You may stop your ELISA at any time. I usually estimate the OD by eye, and if I think that the OD is fine, the plate will be stopped. You can simply use this shortened development time in your new protocol. By the way, most researchers would recommend a maximum OD of 1.0 due to linearity issues.

Another solution is to measure the absorbance several times at different times without stopping the reaction (you may have to choose another wavelength). Later you can choose the optimal measurements.

However, I assume that these low serum dilutions are unnecessary anyway. In most cases, you are only interested in high dilutions.

Dear Michael,

Thank you for your reply, very helpful. I'm wondering: when performing measurements at various timepoints, without stopping the reaction, I have to use 625 nm instead of 450. If for example it turns out that the OD625 is optimal at 6 minutes (lets say OD of 1.0), would a similar/equal OD425 be measured after stopping the reaction? In other words, are OD measurements at 625 and 450 nm related?

Yes, the values are related. As far as I remember, the absorbance would increase by about a factor of 2 after stopping it by acid. You may determine this factor experimentally quite easy.
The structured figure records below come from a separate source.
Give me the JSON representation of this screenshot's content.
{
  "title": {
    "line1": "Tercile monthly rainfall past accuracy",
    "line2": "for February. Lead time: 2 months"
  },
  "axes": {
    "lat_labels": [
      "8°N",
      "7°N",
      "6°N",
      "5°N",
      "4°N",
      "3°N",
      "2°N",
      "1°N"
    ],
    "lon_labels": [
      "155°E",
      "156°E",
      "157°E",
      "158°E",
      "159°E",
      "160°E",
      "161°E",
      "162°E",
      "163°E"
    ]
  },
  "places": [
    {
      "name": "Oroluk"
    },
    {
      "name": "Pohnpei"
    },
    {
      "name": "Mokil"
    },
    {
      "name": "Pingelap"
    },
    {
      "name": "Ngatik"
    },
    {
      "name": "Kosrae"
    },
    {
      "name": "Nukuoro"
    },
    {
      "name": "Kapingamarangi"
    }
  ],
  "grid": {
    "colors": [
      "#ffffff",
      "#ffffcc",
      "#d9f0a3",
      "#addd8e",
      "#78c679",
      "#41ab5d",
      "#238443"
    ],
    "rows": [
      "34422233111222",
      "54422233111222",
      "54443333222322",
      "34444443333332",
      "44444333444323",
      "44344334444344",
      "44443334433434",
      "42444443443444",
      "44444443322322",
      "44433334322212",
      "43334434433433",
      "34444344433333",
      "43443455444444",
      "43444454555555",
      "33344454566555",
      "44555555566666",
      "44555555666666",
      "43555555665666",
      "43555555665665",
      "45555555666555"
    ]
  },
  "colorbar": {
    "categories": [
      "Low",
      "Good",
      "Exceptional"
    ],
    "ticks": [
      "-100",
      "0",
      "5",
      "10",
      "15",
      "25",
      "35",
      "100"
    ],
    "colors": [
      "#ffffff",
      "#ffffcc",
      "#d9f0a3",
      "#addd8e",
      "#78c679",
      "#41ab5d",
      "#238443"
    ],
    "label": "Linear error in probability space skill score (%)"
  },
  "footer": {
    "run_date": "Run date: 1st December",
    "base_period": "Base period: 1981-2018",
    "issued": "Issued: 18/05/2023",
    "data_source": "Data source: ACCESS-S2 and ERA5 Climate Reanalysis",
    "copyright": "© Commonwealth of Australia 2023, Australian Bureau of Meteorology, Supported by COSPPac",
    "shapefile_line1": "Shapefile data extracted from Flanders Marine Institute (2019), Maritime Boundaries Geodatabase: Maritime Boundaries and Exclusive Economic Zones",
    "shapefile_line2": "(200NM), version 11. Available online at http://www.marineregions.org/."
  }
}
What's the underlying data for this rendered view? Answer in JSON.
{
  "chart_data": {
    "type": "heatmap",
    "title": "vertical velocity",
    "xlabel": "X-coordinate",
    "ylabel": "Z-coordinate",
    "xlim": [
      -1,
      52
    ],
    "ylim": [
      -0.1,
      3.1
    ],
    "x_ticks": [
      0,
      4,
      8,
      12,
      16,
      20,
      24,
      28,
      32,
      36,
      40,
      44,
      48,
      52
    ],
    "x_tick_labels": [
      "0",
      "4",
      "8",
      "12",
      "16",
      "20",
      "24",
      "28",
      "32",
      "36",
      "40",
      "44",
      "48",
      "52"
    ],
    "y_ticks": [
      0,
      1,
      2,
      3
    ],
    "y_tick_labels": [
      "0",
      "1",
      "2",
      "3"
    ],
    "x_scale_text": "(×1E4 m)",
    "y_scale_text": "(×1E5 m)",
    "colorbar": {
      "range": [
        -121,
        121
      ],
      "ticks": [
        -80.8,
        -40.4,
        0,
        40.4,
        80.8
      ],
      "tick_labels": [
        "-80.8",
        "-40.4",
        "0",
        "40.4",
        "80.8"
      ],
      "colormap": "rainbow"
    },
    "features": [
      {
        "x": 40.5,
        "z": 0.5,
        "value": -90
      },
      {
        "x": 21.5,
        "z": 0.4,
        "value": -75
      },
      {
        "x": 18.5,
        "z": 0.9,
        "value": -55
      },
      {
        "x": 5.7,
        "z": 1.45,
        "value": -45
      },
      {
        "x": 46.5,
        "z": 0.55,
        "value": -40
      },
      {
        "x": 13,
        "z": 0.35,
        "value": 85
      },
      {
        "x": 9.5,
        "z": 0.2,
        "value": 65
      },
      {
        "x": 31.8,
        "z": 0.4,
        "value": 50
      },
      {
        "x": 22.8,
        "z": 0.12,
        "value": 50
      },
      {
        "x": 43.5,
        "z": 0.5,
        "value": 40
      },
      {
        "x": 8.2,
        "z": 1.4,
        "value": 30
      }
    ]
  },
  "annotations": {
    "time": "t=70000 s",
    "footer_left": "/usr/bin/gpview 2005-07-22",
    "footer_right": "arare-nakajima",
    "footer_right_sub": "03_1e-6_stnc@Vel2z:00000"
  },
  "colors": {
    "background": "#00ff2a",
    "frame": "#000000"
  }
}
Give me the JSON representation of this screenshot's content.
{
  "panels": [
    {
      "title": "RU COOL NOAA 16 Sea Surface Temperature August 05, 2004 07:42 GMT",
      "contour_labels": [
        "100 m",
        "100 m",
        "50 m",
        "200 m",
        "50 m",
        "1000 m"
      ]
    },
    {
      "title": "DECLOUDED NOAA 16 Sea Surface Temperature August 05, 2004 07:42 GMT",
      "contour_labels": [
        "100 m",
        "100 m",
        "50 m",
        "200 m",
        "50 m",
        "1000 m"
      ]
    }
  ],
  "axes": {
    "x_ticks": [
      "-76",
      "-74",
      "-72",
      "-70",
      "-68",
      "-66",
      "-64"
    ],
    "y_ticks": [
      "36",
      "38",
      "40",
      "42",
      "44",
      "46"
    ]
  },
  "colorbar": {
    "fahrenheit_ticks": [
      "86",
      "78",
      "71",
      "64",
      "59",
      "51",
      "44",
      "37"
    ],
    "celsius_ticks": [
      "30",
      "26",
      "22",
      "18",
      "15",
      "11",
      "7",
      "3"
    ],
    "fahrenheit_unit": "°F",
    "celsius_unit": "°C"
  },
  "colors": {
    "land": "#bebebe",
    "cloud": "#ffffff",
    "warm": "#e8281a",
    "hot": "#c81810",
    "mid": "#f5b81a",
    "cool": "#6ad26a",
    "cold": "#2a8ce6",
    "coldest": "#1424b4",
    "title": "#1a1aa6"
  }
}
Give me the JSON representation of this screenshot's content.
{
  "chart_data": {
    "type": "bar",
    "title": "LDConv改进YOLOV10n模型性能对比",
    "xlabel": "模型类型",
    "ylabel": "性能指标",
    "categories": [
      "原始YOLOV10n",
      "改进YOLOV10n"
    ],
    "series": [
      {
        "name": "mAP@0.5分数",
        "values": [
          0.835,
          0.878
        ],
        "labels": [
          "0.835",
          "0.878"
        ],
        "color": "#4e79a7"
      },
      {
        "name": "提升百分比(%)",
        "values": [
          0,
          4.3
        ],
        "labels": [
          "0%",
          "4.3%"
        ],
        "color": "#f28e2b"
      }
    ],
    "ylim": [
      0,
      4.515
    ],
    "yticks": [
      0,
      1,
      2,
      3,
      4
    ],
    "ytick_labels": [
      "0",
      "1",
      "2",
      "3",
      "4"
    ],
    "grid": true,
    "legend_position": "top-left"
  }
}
As Michael Weller indicated you could read your plate at earlier substrate incubation times or use a wavelength with a lower optical extinction. But I think you are going about the ELISA optimization incorrectly, which may result in an unsatisfactory assay, especially in terms of reproducibility. The chessboard titration should initially be done with your positive control serum vs. the secondary antibody using your preferred substrate incubation times, wavelength, etc., but not with the antigen concentration. Generally, a concentration of antigen that is saturating for the plastic is desirable; using lower concentrations will result in your assay being affected by small differences in the amount of bound antigen. Usually [antigen] of 1-2 ug/ml is about right. Your positive control serum for this purpose should not be “highly positive”, just have a good elevated reactivity. From this analysis you should be able to establish a concentration of primary and secondary antibody that produces a desired OD in the desired substrate incubation time (usually ~1 hour). Your “highly positive” sample may then be over the range of the spec, but you can always dilute such unusual samples more than your standardized serum dilution and multiply the final OD by the additional dilution factor. Or better yet read the OD of a plate containing a highly-reactive sample at a shorter time point before it exceeds the spec capability, and multiply that OD by the average ratio of OD’s at that time point to that of the standard time using sample(s) run on the same plate that are within the spec-reading capacity. This ratio is constant (although not linear with time) regardless of the absolute antibody level. In this way you won’t compromise the sensitivity of the assay for low-level reactors. In general, you should avoid serum dilutions

Thank you for your replies! The problem was a lot of a-specific binding of Immunoglobulins. I tested various serum samples (including Ig depleted serum), various serum diluents and various blocking buffer combinations and found out the combination I was using was sub-optimal, hence leading to an overflow of the OD signal.

It seems that your reactant concentrations are not optimum. I had a similar problem. I suggest testing lower antigen concentration and higher serum dilution.